Serializers – saving and loading

Serializer is a simple interface to serialize or deserialize an object. Link, Optimizer, and Trainer support serialization.

Concrete serializers are defined in the serializers module. It supports NumPy NPZ and HDF5 formats.

For example, we can serialize a link object into NPZ file by the save_npz() function:

Assuming we have defined a model:

>>> from chainer import serializers
>>> serializers.save_npz('my.model', model)

This saves the parameters of model into the file 'my.model' in NPZ format. The saved model can be read back from my.model back into model by the load_npz() function:

>>> serializers.load_npz('my.model', model)

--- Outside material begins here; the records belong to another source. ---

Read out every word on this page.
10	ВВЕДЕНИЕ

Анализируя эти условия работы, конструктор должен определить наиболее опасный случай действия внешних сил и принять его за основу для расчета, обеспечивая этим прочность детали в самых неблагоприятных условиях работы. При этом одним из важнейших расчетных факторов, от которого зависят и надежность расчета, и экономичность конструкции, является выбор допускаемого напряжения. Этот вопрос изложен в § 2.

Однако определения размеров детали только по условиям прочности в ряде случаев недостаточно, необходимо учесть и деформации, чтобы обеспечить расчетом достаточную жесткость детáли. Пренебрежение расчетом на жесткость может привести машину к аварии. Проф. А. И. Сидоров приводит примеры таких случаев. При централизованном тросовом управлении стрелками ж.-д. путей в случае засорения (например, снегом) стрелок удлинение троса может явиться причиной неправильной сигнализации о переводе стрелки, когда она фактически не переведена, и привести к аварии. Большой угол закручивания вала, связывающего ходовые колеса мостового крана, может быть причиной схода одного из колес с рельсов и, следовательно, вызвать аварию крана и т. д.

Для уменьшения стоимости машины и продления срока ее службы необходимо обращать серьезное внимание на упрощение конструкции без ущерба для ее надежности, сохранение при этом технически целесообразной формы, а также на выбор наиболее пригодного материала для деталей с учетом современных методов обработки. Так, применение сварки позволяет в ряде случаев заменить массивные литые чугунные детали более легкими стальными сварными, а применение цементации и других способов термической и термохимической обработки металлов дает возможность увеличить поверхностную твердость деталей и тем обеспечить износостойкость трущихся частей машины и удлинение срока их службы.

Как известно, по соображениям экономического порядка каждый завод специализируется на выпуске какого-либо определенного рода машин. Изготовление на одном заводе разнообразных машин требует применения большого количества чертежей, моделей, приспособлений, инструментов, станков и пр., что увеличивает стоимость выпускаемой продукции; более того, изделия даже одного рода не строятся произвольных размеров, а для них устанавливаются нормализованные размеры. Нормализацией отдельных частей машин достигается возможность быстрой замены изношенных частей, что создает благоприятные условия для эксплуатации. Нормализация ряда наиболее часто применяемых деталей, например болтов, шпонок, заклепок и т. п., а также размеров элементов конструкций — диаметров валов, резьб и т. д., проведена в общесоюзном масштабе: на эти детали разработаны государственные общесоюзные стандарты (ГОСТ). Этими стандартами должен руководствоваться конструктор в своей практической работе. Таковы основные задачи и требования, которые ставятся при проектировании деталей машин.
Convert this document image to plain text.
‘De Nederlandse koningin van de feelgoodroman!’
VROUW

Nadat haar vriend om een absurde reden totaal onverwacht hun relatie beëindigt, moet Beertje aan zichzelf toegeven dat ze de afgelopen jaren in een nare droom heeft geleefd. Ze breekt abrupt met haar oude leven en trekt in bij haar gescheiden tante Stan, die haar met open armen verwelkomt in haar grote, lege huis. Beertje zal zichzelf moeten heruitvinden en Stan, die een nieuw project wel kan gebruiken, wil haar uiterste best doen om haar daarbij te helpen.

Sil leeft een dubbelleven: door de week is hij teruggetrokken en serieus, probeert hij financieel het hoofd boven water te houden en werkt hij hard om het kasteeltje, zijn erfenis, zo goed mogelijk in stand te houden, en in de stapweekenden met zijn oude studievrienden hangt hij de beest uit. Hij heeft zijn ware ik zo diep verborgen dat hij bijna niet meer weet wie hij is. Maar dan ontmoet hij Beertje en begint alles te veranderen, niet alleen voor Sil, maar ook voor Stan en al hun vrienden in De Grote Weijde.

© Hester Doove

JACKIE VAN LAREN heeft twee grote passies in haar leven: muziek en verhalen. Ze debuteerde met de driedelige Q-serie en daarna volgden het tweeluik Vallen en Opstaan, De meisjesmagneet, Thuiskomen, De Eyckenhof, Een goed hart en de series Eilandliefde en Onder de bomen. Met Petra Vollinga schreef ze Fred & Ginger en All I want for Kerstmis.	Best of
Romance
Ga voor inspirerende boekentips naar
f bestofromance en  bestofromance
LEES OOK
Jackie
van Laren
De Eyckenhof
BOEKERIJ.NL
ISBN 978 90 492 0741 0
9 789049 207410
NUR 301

Note that only the parameters and the persistent values are serialized by this serialization code. Other attributes are not saved automatically. You can register arrays, scalars, or any serializable objects as persistent values by the add_persistent() method. The registered values can be accessed by attributes of the name passed to the add_persistent method.

The state of an optimizer can also be saved by the same functions:

>>> serializers.save_npz('my.state', optimizer)
>>> serializers.load_npz('my.state', optimizer)


Note that serialization of optimizer only saves its internal states including number of iterations, momentum vectors of MomentumSGD, etc. It does not save the parameters and persistent values of the target link. We have to explicitly save the target link with the optimizer to resume the optimization from saved states. This can be done by saving the entire Trainer object, like this:

>>> serializers.save_npz('my.state', trainer)

Support of the HDF5 format is enabled if the h5py package is installed. Serialization and deserialization with the HDF5 format are almost identical to those with the NPZ format; just replace save_npz() and load_npz() by save_hdf5() and load_hdf5(), respectively.